Verizon doesn't duck its fair share of taxes
Your Feb. 25 editorial "Tax ducking: West Virginia firms" unfortunately relied on inaccurate data from Citizens for Tax Justice, a union-orchestrated front group whose board is dominated by national labor leaders. The fact is, Verizon is one of the largest taxpayers and investors in America. The company complies with all tax laws and pays its fair share of taxes.
According to Verizon's latest Form 10-K filing, the company has paid more than $11.1 billion in taxes over the past three years - including nearly $3.4 billion in 2012 alone. Verizon's 2010-12 payments include more than $1.5 billion in income taxes, $4 billion in employment taxes, and $5.6 billion in property and other taxes.

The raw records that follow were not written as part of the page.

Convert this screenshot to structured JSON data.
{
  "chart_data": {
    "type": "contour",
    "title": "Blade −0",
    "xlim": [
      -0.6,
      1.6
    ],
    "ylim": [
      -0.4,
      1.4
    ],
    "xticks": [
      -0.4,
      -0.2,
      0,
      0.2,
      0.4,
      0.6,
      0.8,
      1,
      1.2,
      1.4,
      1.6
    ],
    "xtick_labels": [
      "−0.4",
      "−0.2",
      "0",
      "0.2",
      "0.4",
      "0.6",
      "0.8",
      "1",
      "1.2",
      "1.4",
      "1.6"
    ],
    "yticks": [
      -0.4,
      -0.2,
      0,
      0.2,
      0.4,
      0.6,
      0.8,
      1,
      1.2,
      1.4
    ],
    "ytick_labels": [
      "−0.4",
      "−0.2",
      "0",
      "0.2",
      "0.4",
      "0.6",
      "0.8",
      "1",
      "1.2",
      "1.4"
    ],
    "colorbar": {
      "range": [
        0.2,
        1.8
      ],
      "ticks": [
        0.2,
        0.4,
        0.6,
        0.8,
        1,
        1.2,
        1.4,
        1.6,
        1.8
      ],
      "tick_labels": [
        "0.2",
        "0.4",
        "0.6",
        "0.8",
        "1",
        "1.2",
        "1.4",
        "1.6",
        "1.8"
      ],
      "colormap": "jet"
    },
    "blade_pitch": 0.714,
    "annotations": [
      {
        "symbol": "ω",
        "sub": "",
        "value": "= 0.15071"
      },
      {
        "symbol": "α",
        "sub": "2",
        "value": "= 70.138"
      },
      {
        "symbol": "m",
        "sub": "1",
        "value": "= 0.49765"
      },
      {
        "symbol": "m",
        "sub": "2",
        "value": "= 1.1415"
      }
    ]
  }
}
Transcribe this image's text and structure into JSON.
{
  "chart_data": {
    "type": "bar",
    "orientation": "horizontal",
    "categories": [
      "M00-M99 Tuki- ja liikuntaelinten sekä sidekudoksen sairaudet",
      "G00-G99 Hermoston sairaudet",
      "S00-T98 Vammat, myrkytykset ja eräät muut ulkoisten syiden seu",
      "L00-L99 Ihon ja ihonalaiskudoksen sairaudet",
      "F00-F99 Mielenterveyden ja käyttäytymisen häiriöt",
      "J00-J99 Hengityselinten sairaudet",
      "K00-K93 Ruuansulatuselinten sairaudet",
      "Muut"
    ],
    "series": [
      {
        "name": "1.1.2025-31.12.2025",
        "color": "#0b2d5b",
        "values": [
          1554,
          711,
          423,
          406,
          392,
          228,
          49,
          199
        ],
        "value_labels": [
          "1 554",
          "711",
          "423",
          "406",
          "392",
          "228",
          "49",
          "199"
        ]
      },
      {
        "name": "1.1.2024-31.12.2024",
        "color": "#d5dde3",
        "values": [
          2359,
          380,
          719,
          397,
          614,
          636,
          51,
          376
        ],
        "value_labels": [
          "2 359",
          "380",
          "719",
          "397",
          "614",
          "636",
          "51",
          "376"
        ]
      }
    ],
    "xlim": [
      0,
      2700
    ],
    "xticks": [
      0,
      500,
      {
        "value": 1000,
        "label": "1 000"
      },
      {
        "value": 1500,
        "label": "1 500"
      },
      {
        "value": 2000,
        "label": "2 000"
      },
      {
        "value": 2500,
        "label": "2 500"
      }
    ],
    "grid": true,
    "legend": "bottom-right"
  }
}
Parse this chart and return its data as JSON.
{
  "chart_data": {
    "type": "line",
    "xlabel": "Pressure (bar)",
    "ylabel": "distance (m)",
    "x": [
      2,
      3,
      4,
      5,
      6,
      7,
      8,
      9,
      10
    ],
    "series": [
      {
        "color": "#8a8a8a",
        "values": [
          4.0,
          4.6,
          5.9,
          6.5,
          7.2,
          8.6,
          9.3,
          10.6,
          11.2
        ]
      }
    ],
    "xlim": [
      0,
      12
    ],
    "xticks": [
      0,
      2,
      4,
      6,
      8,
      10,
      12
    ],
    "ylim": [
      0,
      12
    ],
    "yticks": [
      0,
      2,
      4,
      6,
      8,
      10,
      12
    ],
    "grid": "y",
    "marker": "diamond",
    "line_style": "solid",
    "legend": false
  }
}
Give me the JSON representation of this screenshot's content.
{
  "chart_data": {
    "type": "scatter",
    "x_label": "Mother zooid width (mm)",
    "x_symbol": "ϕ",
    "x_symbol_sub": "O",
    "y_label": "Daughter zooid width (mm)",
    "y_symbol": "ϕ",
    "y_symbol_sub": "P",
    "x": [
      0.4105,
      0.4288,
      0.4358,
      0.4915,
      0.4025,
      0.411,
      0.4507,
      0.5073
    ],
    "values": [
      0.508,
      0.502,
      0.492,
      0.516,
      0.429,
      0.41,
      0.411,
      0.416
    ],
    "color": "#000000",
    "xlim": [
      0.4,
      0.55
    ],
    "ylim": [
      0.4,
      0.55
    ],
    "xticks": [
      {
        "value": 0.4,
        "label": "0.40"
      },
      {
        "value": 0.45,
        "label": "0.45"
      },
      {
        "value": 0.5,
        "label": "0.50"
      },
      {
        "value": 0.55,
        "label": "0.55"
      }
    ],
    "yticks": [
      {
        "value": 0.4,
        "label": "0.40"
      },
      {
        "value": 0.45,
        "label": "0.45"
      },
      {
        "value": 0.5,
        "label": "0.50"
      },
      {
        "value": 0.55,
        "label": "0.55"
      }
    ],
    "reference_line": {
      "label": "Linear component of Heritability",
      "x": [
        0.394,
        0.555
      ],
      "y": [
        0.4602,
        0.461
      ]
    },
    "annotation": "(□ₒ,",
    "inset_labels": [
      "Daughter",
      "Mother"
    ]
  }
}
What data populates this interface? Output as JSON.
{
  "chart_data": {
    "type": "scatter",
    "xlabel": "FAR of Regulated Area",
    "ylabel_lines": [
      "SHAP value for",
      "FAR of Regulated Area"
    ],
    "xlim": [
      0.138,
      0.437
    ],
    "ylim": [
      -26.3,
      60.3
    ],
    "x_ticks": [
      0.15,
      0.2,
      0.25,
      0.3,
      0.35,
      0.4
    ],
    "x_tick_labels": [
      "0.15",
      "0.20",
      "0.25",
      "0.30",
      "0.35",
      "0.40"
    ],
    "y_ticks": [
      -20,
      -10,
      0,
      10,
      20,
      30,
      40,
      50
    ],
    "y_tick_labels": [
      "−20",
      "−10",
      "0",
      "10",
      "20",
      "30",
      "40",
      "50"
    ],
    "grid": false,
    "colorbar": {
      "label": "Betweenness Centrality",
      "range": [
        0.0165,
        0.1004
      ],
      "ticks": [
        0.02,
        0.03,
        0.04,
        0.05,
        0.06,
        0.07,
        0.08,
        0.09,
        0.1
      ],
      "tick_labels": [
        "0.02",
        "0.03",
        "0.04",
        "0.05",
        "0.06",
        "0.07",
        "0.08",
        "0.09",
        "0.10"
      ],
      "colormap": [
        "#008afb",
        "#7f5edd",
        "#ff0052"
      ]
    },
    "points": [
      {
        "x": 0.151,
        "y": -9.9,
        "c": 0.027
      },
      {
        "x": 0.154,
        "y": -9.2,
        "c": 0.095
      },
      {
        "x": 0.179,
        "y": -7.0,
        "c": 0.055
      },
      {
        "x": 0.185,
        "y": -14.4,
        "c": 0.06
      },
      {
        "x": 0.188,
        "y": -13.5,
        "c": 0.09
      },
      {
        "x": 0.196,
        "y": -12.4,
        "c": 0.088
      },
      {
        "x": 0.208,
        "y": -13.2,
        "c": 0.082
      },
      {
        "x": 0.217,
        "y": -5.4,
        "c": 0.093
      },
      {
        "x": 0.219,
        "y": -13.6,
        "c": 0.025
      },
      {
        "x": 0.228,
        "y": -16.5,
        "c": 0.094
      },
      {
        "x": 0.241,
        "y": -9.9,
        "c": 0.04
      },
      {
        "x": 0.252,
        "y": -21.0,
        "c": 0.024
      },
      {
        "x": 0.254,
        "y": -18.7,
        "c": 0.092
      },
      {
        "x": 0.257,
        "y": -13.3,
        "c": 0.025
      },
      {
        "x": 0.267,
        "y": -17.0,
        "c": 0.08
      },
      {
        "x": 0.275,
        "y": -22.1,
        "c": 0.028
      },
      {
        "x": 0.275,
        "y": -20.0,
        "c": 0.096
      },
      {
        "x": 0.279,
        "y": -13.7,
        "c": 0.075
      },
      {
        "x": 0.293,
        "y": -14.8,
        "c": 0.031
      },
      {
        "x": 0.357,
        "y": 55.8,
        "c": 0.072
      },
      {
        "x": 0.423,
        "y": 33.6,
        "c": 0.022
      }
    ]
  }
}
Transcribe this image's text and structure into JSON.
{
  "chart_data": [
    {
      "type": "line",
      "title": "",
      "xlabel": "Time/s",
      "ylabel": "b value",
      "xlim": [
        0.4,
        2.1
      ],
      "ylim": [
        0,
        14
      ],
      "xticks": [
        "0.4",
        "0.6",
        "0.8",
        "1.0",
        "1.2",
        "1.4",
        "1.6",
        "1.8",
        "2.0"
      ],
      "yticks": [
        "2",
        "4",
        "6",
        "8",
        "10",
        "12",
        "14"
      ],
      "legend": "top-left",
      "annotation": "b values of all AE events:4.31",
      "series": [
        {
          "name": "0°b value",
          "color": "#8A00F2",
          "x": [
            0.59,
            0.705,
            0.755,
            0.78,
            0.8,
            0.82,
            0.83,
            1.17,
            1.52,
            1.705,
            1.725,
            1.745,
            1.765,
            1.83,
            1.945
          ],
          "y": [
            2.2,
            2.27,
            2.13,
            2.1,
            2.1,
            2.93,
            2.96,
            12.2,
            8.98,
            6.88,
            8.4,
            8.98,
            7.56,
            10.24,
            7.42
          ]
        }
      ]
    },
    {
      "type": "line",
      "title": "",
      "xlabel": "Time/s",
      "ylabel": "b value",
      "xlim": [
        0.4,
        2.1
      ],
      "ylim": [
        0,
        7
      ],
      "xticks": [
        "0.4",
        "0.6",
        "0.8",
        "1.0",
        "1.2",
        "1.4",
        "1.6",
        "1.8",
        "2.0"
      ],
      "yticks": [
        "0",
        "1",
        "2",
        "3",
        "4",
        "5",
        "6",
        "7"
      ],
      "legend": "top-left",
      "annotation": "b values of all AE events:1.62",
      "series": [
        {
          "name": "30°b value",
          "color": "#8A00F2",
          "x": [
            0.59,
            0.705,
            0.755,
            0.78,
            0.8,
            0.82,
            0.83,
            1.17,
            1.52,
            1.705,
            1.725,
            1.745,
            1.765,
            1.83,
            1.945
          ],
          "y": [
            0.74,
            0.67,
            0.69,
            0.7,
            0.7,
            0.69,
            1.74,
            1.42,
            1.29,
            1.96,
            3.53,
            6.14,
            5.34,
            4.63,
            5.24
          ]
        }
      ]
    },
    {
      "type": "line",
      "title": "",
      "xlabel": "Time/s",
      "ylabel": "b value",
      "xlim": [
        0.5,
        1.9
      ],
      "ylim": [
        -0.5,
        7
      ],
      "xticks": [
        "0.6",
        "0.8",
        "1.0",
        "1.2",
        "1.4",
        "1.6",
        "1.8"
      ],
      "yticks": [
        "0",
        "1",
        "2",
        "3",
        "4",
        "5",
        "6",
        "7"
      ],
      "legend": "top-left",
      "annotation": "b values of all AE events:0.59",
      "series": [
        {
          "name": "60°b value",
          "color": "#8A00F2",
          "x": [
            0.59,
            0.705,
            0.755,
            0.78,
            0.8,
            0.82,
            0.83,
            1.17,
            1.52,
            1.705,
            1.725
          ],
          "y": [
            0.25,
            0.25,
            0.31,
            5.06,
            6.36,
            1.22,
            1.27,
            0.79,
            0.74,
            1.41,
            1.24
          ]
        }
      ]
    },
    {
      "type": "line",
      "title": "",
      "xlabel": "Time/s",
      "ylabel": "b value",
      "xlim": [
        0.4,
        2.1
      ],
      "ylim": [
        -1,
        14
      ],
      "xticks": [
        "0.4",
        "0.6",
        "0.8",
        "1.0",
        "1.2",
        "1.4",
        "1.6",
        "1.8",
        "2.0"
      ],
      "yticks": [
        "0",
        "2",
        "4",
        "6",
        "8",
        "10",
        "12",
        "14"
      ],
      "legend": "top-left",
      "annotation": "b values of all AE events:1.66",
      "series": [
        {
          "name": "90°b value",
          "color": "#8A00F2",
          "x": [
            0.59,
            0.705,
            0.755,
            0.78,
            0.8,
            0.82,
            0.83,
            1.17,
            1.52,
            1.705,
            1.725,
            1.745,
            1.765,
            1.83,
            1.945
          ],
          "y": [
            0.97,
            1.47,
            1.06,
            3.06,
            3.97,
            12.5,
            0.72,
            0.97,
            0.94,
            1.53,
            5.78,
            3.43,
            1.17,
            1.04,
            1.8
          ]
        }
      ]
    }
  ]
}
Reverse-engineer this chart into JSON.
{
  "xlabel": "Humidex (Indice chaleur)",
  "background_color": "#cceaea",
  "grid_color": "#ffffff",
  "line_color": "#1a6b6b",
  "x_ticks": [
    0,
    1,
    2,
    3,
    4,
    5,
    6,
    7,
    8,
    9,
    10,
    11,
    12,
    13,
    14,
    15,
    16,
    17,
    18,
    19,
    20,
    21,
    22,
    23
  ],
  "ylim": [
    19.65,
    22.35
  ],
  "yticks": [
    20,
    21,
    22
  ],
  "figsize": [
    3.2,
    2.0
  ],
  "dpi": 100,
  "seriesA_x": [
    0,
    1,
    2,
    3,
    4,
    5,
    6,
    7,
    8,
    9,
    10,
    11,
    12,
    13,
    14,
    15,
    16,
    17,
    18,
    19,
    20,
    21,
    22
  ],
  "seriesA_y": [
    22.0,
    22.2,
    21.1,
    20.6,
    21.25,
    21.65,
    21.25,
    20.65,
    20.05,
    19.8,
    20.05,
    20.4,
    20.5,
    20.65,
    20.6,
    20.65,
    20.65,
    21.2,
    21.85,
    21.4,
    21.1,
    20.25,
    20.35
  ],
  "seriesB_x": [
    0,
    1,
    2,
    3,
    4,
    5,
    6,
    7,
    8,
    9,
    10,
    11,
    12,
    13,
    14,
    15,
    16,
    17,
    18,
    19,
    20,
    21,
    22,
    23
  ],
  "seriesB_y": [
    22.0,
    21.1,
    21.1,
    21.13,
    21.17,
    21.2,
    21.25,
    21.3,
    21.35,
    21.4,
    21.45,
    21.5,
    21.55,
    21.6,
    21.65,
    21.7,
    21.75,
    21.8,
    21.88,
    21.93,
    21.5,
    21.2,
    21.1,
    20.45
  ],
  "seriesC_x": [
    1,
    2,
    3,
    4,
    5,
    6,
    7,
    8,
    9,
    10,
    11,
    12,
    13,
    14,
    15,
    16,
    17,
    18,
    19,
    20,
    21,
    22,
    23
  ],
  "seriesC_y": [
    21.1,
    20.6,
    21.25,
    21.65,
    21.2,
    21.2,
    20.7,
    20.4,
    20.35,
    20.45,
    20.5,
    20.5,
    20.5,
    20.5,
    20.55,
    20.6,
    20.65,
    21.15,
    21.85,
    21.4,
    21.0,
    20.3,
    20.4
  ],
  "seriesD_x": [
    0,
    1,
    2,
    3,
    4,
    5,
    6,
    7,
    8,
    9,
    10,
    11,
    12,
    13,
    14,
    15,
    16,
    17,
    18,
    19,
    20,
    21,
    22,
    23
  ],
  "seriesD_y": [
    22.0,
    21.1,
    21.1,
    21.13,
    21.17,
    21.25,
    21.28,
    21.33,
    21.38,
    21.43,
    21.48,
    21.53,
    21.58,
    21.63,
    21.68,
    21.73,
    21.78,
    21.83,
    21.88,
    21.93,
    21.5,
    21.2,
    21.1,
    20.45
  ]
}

Assertions that Verizon has avoided paying taxes are demonstrably false and misleading. For example, Verizon's deferred tax liability often is wrongly characterized as a loophole, even though deferred taxes do not reduce Verizon's tax liability. U.S. economic development policy spreads out, or defers, some federal tax payments over a longer period of time for companies that invest in America's technology infrastructure. That's because investment in infrastructure creates jobs.
In 2010-12, while Verizon made more than $11.1 billion in tax payments, it also invested nearly $50 billion in technology infrastructure. This has created and sustained great U.S. jobs - both in and outside of Verizon - as the company has deployed innovative broadband technologies in West Virginia and nationwide.
Harry J. Mitchell
Director of public relations
Telescope necessary for tracking asteroids
Late last summer, the National Radio Astronomy Observatory in Green Bank learned that its National Science Foundation funding could be cut. Citizens and leaders questioned this logic but, outside of our own congressional delegation, we have heard little support from Washington.